Pfingstbotschaft des Ratsvorsitzenden der EKD 2002

"Wir sind nicht mehr Gefangene unserer Bequemlichkeit oder unserer Resignation"

Das Gesetz des Geistes, der lebendig macht in Christus Jesus, hat mich frei gemacht von dem Gesetz der Sünde und des Todes. (Römer 8, 2)

„Pfingsten heißt: Heraus aus dem Gesetz der Sünde und des Todes. Wir sind Freie geworden, nicht mehr Sklaven der Angst – nicht mehr Gefangene unserer Bequemlichkeit oder unserer Resignation.

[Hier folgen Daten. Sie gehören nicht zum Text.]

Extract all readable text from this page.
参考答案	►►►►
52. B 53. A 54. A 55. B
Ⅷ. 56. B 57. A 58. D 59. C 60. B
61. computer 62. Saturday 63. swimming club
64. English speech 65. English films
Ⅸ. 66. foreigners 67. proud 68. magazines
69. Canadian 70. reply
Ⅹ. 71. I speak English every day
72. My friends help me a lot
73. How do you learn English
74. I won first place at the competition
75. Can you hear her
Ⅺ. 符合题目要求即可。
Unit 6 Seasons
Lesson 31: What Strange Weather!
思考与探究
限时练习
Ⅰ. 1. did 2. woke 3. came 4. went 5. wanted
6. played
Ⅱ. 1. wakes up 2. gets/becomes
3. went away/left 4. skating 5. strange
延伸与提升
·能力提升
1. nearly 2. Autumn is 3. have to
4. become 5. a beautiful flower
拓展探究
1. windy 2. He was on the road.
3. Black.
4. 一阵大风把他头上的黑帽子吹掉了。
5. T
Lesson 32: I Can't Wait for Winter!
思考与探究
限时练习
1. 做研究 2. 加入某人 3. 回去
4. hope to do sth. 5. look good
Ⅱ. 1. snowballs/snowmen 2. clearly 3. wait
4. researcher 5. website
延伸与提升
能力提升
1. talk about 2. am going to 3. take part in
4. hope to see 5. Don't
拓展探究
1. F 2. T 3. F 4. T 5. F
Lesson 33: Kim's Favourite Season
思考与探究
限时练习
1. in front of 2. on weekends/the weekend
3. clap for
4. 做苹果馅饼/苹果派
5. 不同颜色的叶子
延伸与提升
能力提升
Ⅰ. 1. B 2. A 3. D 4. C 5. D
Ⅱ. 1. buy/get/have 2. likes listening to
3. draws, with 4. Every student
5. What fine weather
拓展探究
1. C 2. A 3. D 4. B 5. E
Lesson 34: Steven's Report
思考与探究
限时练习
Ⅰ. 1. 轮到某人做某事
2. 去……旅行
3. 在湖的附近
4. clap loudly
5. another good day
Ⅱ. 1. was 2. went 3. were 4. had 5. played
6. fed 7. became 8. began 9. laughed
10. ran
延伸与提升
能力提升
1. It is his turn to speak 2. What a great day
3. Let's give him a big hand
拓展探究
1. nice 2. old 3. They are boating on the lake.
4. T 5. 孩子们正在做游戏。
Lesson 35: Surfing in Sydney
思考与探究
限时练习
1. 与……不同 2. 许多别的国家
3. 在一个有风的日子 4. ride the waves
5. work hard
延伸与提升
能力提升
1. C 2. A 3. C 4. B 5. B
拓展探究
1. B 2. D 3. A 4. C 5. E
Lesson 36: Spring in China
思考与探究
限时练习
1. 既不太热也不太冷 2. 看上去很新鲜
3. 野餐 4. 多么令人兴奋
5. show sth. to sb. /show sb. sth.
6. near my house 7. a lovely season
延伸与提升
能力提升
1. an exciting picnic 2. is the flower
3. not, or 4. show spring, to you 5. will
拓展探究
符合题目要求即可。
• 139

Wir sind frei, den Mund zu öffnen, wenn Unrecht geschieht, wir sind frei zum Mitleiden und zum Dienst an der Welt.“ Diese Botschaft vermittelte Präses Manfred Kock, Vorsitzender des Rates der Evangelischen Kirche in Deutschland (EKD) in einem Gottesdienst am diesjährigen Pfingstfest in Neuss.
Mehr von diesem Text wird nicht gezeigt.